The US State Department said that Moscow's decision on US diplomatic personnel was "regrettable" and "uncalled for," while the US Embassy in Russia warned that it may lead to a slowdown in the efficiency of its consular activities.
A senior Trump administration official told US media Sunday that the White House maintains its hopes for an improvement in Russian-US relations, although Vice President Mike Pence hinted that such an improvement rests on Russia "changing its behavior."
Speaking to Russia's RIA Novosti news agency, Vladimir Vasilyev, chief research fellow at the Moscow-based Institute of US and Canada Studies, noted that in retrospect, Russia's response has been pretty mild, especially given the US actions which preceded it.
According to the expert, "the question of a mirrored, symmetrical response to Barack Obama's diplomatic demarche has dragged on for a long time; eight months have passed already. It was necessary to respond in any case, because the Americans were not going to return our diplomatic property, and were not prepared to talk about the number of [Russian] diplomatic personnel [in the US]."
Vasilyev believes that unlike his predecessor, Trump is someone who can be influenced using this kind of diplomacy. Trump's nature, according to the expert, is that he acts based on his current mood, agreeing to sign something one minute and changing his mind the next. "This is subtle diplomacy," the analyst stressed.
Another reason why Russia has taken the measures, according to Vasilyev, is that Moscow may be trying to send a very specific message to Trump: "This is once again trying to tell Trump firmly that perhaps it's time to stop this escalation. This is what President Putin said in his interview yesterday."

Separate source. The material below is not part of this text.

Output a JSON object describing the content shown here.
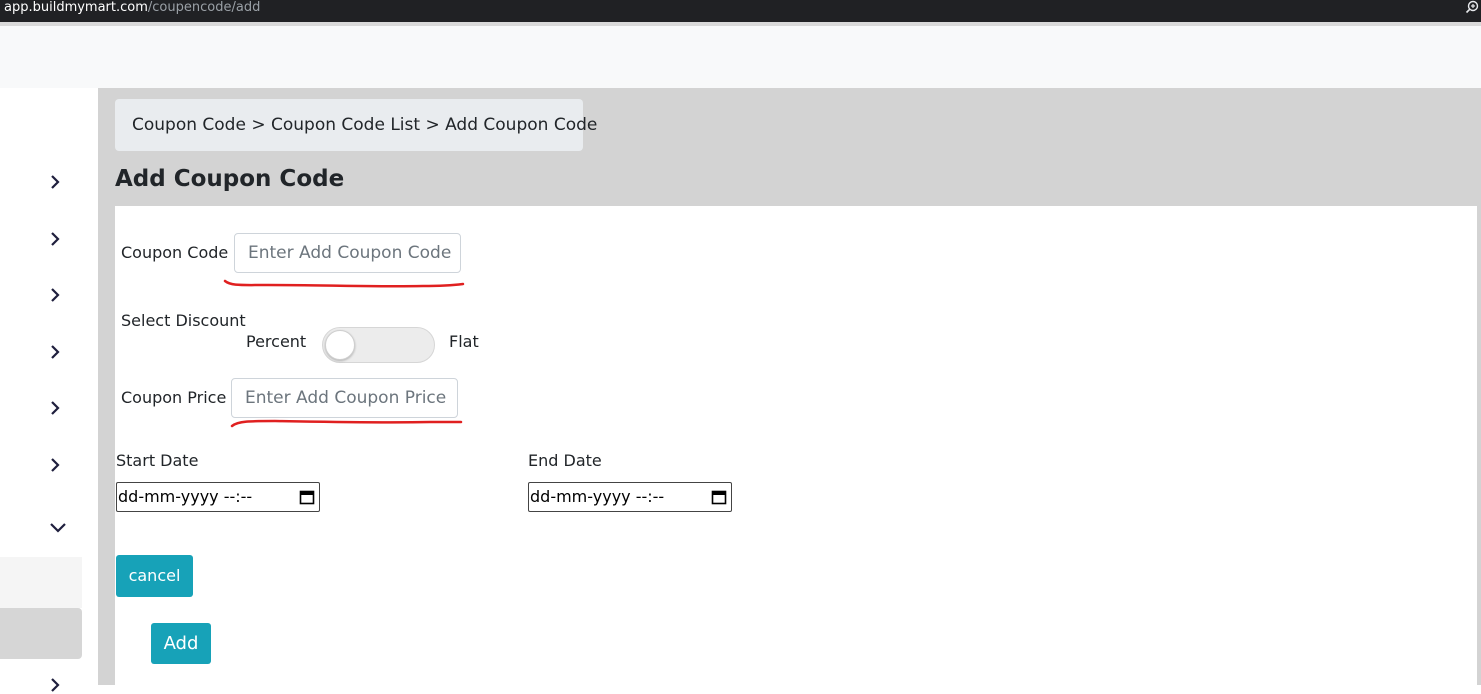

US lawmakers passed a bill outlining new restrictions against Russia, Iran and North Korea last week. President Trump now has ten days to either sign the bill into law or veto it.
The bill proposes expanding and strengthening a number of sectoral sanctions against Russia, reducing the maximum allowable period for financing sanctioned Russian banks and energy companies to 14 days and 60 days, down from 30 and 90 days, respectively.
The bill also allows for sanctions to be imposed on individuals or companies who invest in the construction of Russian energy pipelines, or who provide services, technology and information support for such projects. The document has a separate section outlining the US's opposition the construction of the Nord Stream 2 gas pipeline from Russia to Western Europe via the Baltic Sea. The Kremlin's assessment of the bill was "negative," while EU officials have described it as a "unilateral" US move.